I mean if you just look at Navi 10, it’s 40CUs @ 251mm^2. Meanwhile Navi12 (40CUs but w/ HBM 2) comes in at ~210mm^2, so removing all the memory controllers, i/o and central command processor, you get 40CUs withe the ROPs, RBEs etc at 140mm^2. So a 5nm shrink (x1.84) should put that to around 80mm^2, the same size as a zen 3 chiplet. This obviously ignores RDNA2 and RDNA3 and the ‘infinity cache’ taking up more transistors ofc, but I think it’s not an unreasonable assumption that we could see some sort of desktop processor with 8 cores and 40CUs for desktop gaming.
It is certainly a very exciting time, with lots of possibilities for future APUs to move to many configurations, including CPU+GPU+HBM chiplets as you describe. There are talks of some exciting things happening with Zen 4’s I/O die, though I wouldn’t go as far as saying it’s going to have HBM.
In regards to a “console-like” APU with 40 CU IGP, the main limitation is indeed memory bandwidth. This is the main reason AMD hasn’t bothered to upgrade IGP much with current platforms [Renoir and Cezanne]; ROI just isn’t there when a Vega 7 is still memory bandwidth limited on standard DDR4. DDR5 might change this; notice that RDNA2-powered APUs will finally be arriving with it.
The idea of an HBM-powered APU is certainly on AMD’s radar; it will be a question of the target audience for such a “high-end” APU and ultimately profitability for them to justify bringing such a product to market.
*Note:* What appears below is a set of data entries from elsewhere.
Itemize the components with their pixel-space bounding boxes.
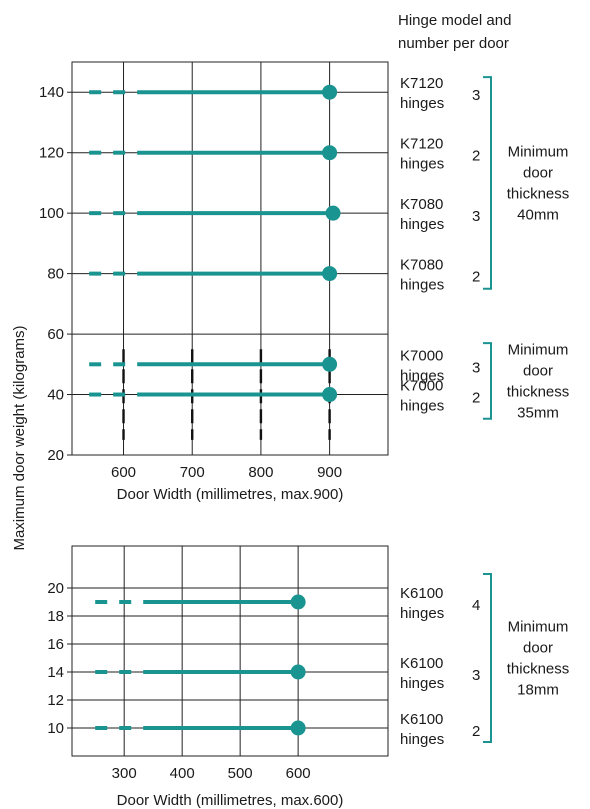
hinge-model-label: K7080 (400, 196, 443, 213)
series-k7120-3: K7120 hinges 3 (89, 75, 480, 112)
hinge-count-label: 2 (472, 723, 480, 740)
y-axis-title: Maximum door weight (kilograms) (11, 325, 28, 550)
chart-panel-2: 10 12 14 16 18 20 300 400 500 600 Door Width (mill… (47, 545, 570, 809)
group-thickness-label: thickness (507, 185, 570, 202)
y-tick-label: 80 (47, 266, 64, 283)
group-thickness-label: Minimum (508, 619, 569, 636)
hinge-word-label: hinges (400, 95, 444, 112)
y-tick-label: 10 (47, 720, 64, 737)
series-k7080-2: K7080 hinges 2 (89, 257, 480, 294)
y-tick-label: 120 (39, 145, 64, 162)
x-tick-label: 500 (228, 765, 253, 782)
hinge-count-label: 2 (472, 390, 480, 407)
group-thickness-label: door (523, 640, 553, 657)
chart-panel-1: 20 40 60 80 100 120 140 600 700 800 900 Door Width … (39, 61, 570, 503)
hinge-word-label: hinges (400, 398, 444, 415)
y-tick-label: 40 (47, 387, 64, 404)
group-thickness-label: 35mm (517, 404, 559, 421)
hinge-model-label: K6100 (400, 711, 443, 728)
group-thickness-label: thickness (507, 661, 570, 678)
hinge-model-label: K7120 (400, 75, 443, 92)
series-k7000-3: K7000 hinges 3 (89, 347, 480, 384)
y-tick-label: 18 (47, 608, 64, 625)
x-tick-label: 600 (111, 464, 136, 481)
y-tick-label: 20 (47, 447, 64, 464)
hinge-model-label: K7120 (400, 136, 443, 153)
x-tick-label: 300 (112, 765, 137, 782)
series-k6100-4: K6100 hinges 4 (95, 585, 480, 622)
hinge-count-label: 3 (472, 359, 480, 376)
x-axis-title: Door Width (millimetres, max.900) (117, 486, 344, 503)
hinge-model-label: K7080 (400, 257, 443, 274)
header-line-2: number per door (398, 35, 509, 52)
group-thickness-label: door (523, 164, 553, 181)
series-endpoint (322, 84, 338, 100)
hinge-word-label: hinges (400, 731, 444, 748)
y-tick-label: 60 (47, 326, 64, 343)
header-line-1: Hinge model and (398, 12, 511, 29)
hinge-count-label: 3 (472, 87, 480, 104)
hinge-word-label: hinges (400, 156, 444, 173)
y-tick-label: 12 (47, 692, 64, 709)
y-tick-label: 100 (39, 205, 64, 222)
plot-frame (71, 545, 389, 757)
y-tick-label: 20 (47, 580, 64, 597)
group-thickness-label: 18mm (517, 682, 559, 699)
group-thickness-label: thickness (507, 383, 570, 400)
series-k7080-3: K7080 hinges 3 (89, 196, 480, 233)
group-bracket (483, 342, 492, 420)
series-endpoint (322, 387, 338, 403)
y-tick-label: 16 (47, 636, 64, 653)
hinge-count-label: 3 (472, 208, 480, 225)
hinge-word-label: hinges (400, 675, 444, 692)
group-bracket (483, 573, 492, 743)
hinge-word-label: hinges (400, 277, 444, 294)
hinge-word-label: hinges (400, 216, 444, 233)
y-tick-label: 140 (39, 84, 64, 101)
series-endpoint (325, 205, 341, 221)
group-thickness-label: door (523, 362, 553, 379)
series-endpoint (290, 720, 306, 736)
x-tick-label: 900 (317, 464, 342, 481)
series-endpoint (322, 145, 338, 161)
x-tick-label: 800 (248, 464, 273, 481)
hinge-model-label: K6100 (400, 655, 443, 672)
series-endpoint (290, 594, 306, 610)
x-axis-title: Door Width (millimetres, max.600) (117, 792, 344, 809)
series-k6100-3: K6100 hinges 3 (95, 655, 480, 692)
hinge-word-label: hinges (400, 367, 444, 384)
series-k7000-2: K7000 hinges 2 (89, 378, 480, 415)
hinge-word-label: hinges (400, 605, 444, 622)
group-thickness-label: Minimum (508, 341, 569, 358)
series-k7120-2: K7120 hinges 2 (89, 136, 480, 173)
series-endpoint (290, 664, 306, 680)
hinge-count-label: 3 (472, 667, 480, 684)
group-thickness-label: 40mm (517, 206, 559, 223)
y-tick-label: 14 (47, 664, 64, 681)
hinge-model-label: K7000 (400, 378, 443, 395)
hinge-count-label: 2 (472, 148, 480, 165)
group-thickness-label: Minimum (508, 143, 569, 160)
series-k6100-2: K6100 hinges 2 (95, 711, 480, 748)
series-endpoint (322, 356, 338, 372)
group-bracket (483, 76, 492, 290)
x-tick-label: 700 (180, 464, 205, 481)
hinge-count-label: 2 (472, 269, 480, 286)
x-tick-label: 400 (170, 765, 195, 782)
hinge-model-label: K6100 (400, 585, 443, 602)
series-endpoint (322, 266, 338, 282)
x-tick-label: 600 (286, 765, 311, 782)
hinge-model-label: K7000 (400, 347, 443, 364)
hinge-count-label: 4 (472, 597, 480, 614)
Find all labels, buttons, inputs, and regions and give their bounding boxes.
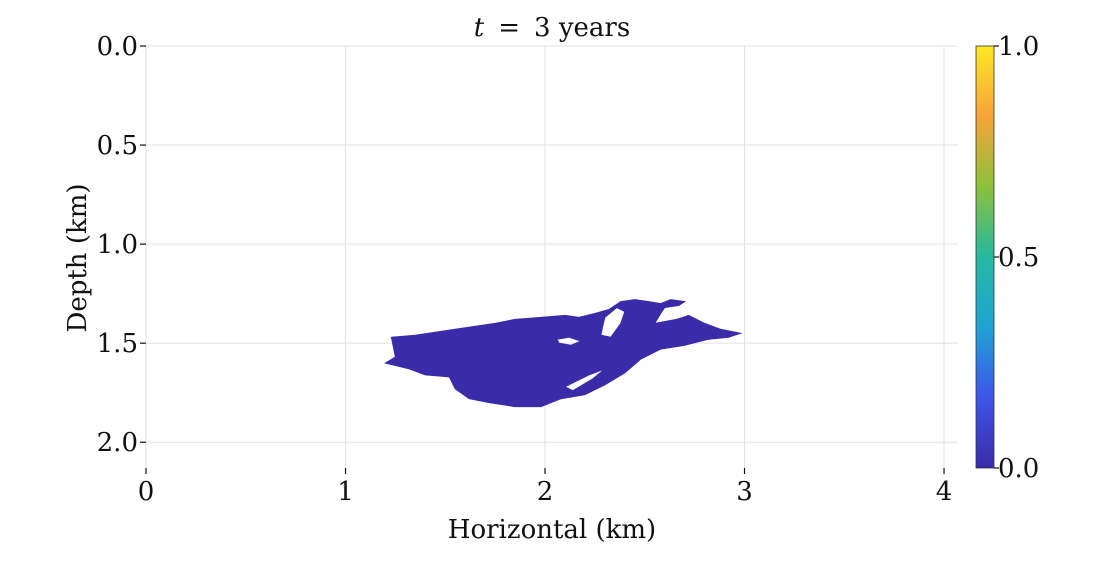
y-tick-label: 0.5 <box>97 131 138 161</box>
colorbar-tick-label: 0.5 <box>998 243 1039 273</box>
y-tick-label: 1.5 <box>97 329 138 359</box>
colorbar-tick-label: 0.0 <box>998 454 1039 484</box>
title-equals: = <box>498 13 520 43</box>
x-tick-label: 1 <box>337 477 354 507</box>
colorbar-gradient <box>975 45 995 469</box>
grid <box>145 45 958 468</box>
y-axis-label: Depth (km) <box>63 183 93 332</box>
chart-title: t = 3 years <box>474 13 630 43</box>
x-axis-label: Horizontal (km) <box>448 515 656 545</box>
plume-area <box>384 299 743 408</box>
y-tick-label: 1.0 <box>97 230 138 260</box>
y-tick-label: 2.0 <box>97 428 138 458</box>
x-axis: 0 1 2 3 4 <box>138 468 953 507</box>
y-tick-label: 0.0 <box>97 32 138 62</box>
title-variable: t <box>474 13 485 43</box>
plume-region <box>384 299 743 408</box>
y-axis: 0.0 0.5 1.0 1.5 2.0 <box>97 32 146 458</box>
colorbar: 0.0 0.5 1.0 <box>975 32 1039 484</box>
x-tick-label: 2 <box>537 477 554 507</box>
x-tick-label: 4 <box>936 477 953 507</box>
x-tick-label: 0 <box>138 477 155 507</box>
colorbar-tick-label: 1.0 <box>998 32 1039 62</box>
x-tick-label: 3 <box>736 477 753 507</box>
title-value: 3 years <box>534 13 630 43</box>
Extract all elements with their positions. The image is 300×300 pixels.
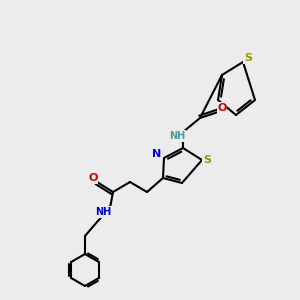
Text: NH: NH <box>95 207 111 217</box>
Text: O: O <box>217 103 227 113</box>
Text: S: S <box>203 155 211 165</box>
Text: NH: NH <box>169 131 185 141</box>
Text: N: N <box>152 149 162 159</box>
Text: O: O <box>88 173 98 183</box>
Text: S: S <box>244 53 252 63</box>
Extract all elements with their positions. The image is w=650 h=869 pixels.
Well it doesn’t necessarily HAVE to be a HBM chiplet APU so to speak (although that would be pretty cool), but AMD can use gddr or lpddr for more bandwidth in future. Case in point here: the Subor Z+, which had a custom apu for the chinese market with 4 cores/8 threads of zen and 24 Vega CUs on a 256-bit 8GB gddr5 interface. Alternatively, a 256-bit LPPDR5 6400Mhz memory system would achieve comparable bandwidth to the series S, but bloating the i/o die size dedicated to PHY’s. However I would be remiss not to mention large caches as a away to make up for bandwidth. Although this would certainly bloat die sizes further, it can massively reduce the need for bandwidth. TSMC 7N does you about 100mm^2 for 128MB of slower game/infinity cache at 1.6TB/s. One pretty smart way to circumvent that die bloat would be to fab the cache on an older node and just 3D stack it on top of the die. This only makes sense since 5nm only gets a 1.35x cache shrinkage and you’d also have to find a way to deal with the heat generation that using 3d stacking with microbumps presents. While you can deal with microbumps using wire bonding as an alternative, i’ve yet to see any company produce this for high volume manufacturing in a major product so far, then again I think I read on digitimes that Google and AMD are gonna be the first users of TSMCs InFo or SoIC stacking tech, along with apple’s M2 or M3, soooo…. .Just goes to show there’s plenty of options, for working around bandwidth, I just hope the costs are low and the price is right.
Separate cache from the die has actually already been done with Intel’s older Iris parts, eDRAM is a great technology for it. The main problem is price. You can get more out of a wafer that you can sell with separate dies instead of a single APU, especially when you’re packaging extra cache with it. There’s no point in making a high end APU when you can instead make 2 separate products that have a higher ASP and lower overall cost.
Yeah, it was just a theory about cache and you do have a point on costs. I never said it would be necessarily cheap, but it’d certainly be cool. In fact Xe-HPC already does this in a way with the ‘Rambo Cache,’ a bunch of slices of SRAM fabbed on intel’s 10ESF node (same as Alder Lake). I still think the idea of a 40CU GPU chiplet could deffo be a thing. It could easily be paired with an 8 core CPU chiplet for APUs or ganged together with another 40CU chiplet for a gaming GPU. Besides AMD could prob charge $600 for an 8 core/ 40CU combo and easily make decent profit margins whilst stealing intel’s and Nvidia’s marketshare. Though they better act quick, it’s not much of a secret that Nvidia are gonna bring arm+RTX to the PC space eventually. So we’ll have to wait and see I guess.
”respectful” should be “respectable”